Ich möchte den Ausdruck nicht über einen Drucker ausgeben, sondern den Druck in ein Word-Dokument umleiten. Der Druck soll als Bild im Word-Dokument erscheinen.


Gibt es dazu Ideen bzw. Lösungsansätze?

Gruß
Völzi


----------



## Criminalogy (14. März 2006)

Also ich würde es über ein pdf machen dann hast du aber nur noch das Problem das du 
1. Kein Bild hast
2. Nicht in Word

Sonst mach doch einfach einen Screenshot ALT + Druck^^

Criminalogy


----------



## voelzi (14. März 2006)

Ich möchte gerne den Kartenausschnitt eines GIS-Programms in eine Bilddatei (tif, jpg etc.) oder Word-Datei umleiten. Das Abspeichern des Kartenausschnittes beherrscht es leider nicht. Es scheint aber eine Funktion zu sein, die wenigen GIS-Tools inne
wohnt.

Da diese Funktion von mehreren Mitarbeitern mit unterschiedlichsten IT-Kenntnissen ausgeführt werden soll, wäre es das Beste, wenn der Kollege nur ein einzige Taste drücken braucht. 
Der Kollege soll also einfach die Drucktaste betätigen, und der Kartenausschnitt wird statt auf den Drucker in eine Datei umgeleitet. Diese Datei kann der Nutzer dann per E-Mail weiterleiten, oder eben mit Paint ein bisschen bemalen. 
Am Besten sollte das Ganze ohne weitere Funktionen, Einstellungen usw. ablaufen.

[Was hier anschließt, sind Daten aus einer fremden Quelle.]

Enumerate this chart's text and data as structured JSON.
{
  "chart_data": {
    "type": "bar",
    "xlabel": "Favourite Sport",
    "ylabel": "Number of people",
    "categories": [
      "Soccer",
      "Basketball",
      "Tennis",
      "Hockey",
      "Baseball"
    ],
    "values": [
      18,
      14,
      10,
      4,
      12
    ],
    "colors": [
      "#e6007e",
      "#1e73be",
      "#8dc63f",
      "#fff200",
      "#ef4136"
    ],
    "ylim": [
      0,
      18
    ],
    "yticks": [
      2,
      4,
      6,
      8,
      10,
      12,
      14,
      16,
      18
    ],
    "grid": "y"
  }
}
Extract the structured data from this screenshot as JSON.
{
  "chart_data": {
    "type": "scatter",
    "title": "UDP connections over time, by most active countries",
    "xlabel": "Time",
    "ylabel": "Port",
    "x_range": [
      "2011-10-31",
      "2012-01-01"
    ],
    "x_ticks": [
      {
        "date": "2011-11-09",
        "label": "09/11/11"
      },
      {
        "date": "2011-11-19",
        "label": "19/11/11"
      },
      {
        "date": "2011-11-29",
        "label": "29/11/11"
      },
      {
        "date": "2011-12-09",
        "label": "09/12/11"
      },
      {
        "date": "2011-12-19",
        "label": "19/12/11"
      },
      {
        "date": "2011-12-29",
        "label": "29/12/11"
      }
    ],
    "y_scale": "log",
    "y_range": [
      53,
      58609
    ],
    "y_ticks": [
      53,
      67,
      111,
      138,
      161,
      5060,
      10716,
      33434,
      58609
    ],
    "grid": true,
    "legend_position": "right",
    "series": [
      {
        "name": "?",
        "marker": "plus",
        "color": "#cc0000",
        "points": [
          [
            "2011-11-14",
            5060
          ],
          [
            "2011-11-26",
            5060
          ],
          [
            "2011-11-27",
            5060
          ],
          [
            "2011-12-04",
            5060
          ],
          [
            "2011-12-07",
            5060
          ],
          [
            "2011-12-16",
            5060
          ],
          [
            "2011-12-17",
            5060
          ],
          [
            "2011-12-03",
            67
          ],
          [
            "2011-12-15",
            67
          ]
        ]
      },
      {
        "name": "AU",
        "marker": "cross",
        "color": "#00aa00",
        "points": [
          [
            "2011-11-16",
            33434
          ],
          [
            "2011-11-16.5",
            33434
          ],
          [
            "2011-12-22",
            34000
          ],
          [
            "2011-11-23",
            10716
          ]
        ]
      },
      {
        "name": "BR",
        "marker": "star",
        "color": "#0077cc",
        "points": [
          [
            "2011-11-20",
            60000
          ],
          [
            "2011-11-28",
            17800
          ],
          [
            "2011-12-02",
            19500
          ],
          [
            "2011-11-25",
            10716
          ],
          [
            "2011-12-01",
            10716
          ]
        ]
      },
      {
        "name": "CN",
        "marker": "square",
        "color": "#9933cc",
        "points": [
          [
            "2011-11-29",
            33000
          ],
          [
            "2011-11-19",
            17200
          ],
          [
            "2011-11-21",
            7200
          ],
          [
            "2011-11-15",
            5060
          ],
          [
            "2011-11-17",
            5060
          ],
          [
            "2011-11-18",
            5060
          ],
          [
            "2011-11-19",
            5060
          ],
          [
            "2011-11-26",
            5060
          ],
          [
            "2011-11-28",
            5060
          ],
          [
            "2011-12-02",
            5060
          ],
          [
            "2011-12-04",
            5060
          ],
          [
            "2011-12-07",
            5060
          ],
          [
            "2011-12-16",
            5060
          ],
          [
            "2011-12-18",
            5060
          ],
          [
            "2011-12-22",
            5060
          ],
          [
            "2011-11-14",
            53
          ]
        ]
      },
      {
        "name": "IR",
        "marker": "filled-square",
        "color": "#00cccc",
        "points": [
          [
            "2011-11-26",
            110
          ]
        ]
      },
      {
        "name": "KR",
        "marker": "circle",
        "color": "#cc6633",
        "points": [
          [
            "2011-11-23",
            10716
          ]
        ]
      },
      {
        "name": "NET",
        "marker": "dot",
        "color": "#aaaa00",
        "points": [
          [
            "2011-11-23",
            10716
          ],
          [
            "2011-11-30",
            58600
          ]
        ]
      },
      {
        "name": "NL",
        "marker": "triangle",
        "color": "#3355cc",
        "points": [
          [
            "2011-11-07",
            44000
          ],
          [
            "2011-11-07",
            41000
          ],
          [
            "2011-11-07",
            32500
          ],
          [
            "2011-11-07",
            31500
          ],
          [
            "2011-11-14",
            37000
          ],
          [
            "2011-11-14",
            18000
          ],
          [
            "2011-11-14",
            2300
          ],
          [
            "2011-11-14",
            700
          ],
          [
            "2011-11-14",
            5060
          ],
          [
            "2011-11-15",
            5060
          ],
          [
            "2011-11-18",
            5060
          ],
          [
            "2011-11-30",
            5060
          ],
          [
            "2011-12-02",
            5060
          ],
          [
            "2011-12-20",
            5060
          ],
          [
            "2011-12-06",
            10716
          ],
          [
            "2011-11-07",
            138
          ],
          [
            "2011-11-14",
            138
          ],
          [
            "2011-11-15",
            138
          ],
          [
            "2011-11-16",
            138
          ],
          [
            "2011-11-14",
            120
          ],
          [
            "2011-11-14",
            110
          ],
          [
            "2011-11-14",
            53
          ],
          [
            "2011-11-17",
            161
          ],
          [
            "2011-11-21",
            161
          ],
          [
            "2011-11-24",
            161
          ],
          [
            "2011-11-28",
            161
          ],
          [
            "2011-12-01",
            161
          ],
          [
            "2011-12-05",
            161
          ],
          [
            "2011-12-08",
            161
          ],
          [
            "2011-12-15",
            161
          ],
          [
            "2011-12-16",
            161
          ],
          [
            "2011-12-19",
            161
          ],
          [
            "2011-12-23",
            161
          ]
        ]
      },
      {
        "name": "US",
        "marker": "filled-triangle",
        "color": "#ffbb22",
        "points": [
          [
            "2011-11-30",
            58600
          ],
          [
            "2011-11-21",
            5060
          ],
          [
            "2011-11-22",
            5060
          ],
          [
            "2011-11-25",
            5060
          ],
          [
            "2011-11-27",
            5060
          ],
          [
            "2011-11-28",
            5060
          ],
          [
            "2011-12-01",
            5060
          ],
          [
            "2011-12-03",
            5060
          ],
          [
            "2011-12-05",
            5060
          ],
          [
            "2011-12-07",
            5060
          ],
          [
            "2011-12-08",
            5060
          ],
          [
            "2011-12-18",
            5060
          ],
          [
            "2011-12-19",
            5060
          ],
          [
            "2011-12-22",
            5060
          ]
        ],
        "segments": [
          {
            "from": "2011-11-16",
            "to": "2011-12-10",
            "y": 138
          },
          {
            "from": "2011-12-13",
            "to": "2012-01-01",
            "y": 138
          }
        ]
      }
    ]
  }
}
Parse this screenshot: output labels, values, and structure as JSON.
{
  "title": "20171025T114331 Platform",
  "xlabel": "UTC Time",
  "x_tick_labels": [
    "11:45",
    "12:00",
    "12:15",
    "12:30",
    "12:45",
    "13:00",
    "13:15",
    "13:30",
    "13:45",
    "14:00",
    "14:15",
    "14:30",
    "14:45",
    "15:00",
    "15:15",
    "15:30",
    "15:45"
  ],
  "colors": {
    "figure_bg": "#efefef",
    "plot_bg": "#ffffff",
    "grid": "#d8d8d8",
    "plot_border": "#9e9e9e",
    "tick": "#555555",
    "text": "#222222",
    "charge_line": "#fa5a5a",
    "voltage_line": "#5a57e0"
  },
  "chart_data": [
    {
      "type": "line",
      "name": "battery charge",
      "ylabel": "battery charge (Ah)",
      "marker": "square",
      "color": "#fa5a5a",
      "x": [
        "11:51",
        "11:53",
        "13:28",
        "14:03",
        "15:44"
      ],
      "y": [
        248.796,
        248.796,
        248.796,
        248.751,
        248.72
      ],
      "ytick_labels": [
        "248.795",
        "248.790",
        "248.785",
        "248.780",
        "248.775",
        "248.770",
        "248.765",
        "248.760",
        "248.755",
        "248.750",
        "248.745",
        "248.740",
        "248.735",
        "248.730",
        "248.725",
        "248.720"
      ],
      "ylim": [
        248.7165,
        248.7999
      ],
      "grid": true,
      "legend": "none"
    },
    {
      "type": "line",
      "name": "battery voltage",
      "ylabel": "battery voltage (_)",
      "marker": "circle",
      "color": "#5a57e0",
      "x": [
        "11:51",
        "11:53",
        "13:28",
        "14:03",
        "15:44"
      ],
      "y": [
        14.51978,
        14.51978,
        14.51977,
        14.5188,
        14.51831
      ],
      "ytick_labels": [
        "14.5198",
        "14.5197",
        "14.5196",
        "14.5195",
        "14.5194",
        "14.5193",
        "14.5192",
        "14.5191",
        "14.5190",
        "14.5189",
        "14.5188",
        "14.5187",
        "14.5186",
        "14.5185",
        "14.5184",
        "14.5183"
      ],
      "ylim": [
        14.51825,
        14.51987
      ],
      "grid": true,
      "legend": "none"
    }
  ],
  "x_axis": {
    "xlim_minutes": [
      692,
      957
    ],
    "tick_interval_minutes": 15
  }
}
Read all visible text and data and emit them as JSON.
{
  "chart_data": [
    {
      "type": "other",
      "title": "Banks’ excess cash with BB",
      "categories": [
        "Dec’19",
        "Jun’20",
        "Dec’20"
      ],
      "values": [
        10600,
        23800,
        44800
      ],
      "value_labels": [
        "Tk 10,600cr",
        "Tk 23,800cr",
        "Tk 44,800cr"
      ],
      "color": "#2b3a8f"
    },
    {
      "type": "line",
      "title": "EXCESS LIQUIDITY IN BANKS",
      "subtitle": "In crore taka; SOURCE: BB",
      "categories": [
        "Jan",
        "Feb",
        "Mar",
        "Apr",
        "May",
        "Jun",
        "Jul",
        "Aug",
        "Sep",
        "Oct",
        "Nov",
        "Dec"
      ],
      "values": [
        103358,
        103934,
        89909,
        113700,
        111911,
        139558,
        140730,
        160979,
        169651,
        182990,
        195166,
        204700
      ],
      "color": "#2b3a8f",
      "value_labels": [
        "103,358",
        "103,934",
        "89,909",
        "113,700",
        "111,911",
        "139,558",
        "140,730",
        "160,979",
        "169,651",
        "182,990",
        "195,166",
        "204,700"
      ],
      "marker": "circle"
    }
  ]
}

Knopf drücken -> Die Bild-/Word-Datei purzelt im ein festgelegtes Verzeichnis.

Über PDF habe ich auch schon nachgedacht, dies würde aber bedeuten, dass sie nicht so einfach verändert werden kann. Aber anscheinend läuft es doch daraufhinaus.


Aber vielleicht gibt es doch eine besser Lösung


Gruß
Völzi


----------



## mschuetzda (14. März 2006)

Hallo,

schau Dir mal das Programm SnagIT von http://de.techsmith.com/ an.
Es ist ein sehr leistungsfähiges Screen-Capture-Programm und kann auch Druckaufträge in Graphikdateien umleiten. Der Preis ist für den Leistungsumfang reell.
mfg


----------



## Caliterra (15. März 2006)

Du könntest Printkey verwenden. Diese Tool macht einen Screenshot Deiner Wahl und kann das Bild in die Zwischenablage einfügen. Dann nur noch Word öffen strg+v und Dein Bild ist in Word oder Excel oder wo Du sonst willst.

Und das ganze ist for free.

http://www.wintotal.de/softw/index.php?rb=52&id=1948


----------



## voelzi (18. März 2006)

Das Problem ist eben, dass alles super simpel sein muss. 

Wie gesagt: Am Besten soll der Nutzer nur den Druck-Knopf drücken. 

Es scheint wohl das Einfachste zu sein, wenn ich einen PDF-Creator verwende. Auf die Möglichkeit der Nachbearbeitung muss dann verzichtet werden.

Gruß
Voelzi


----------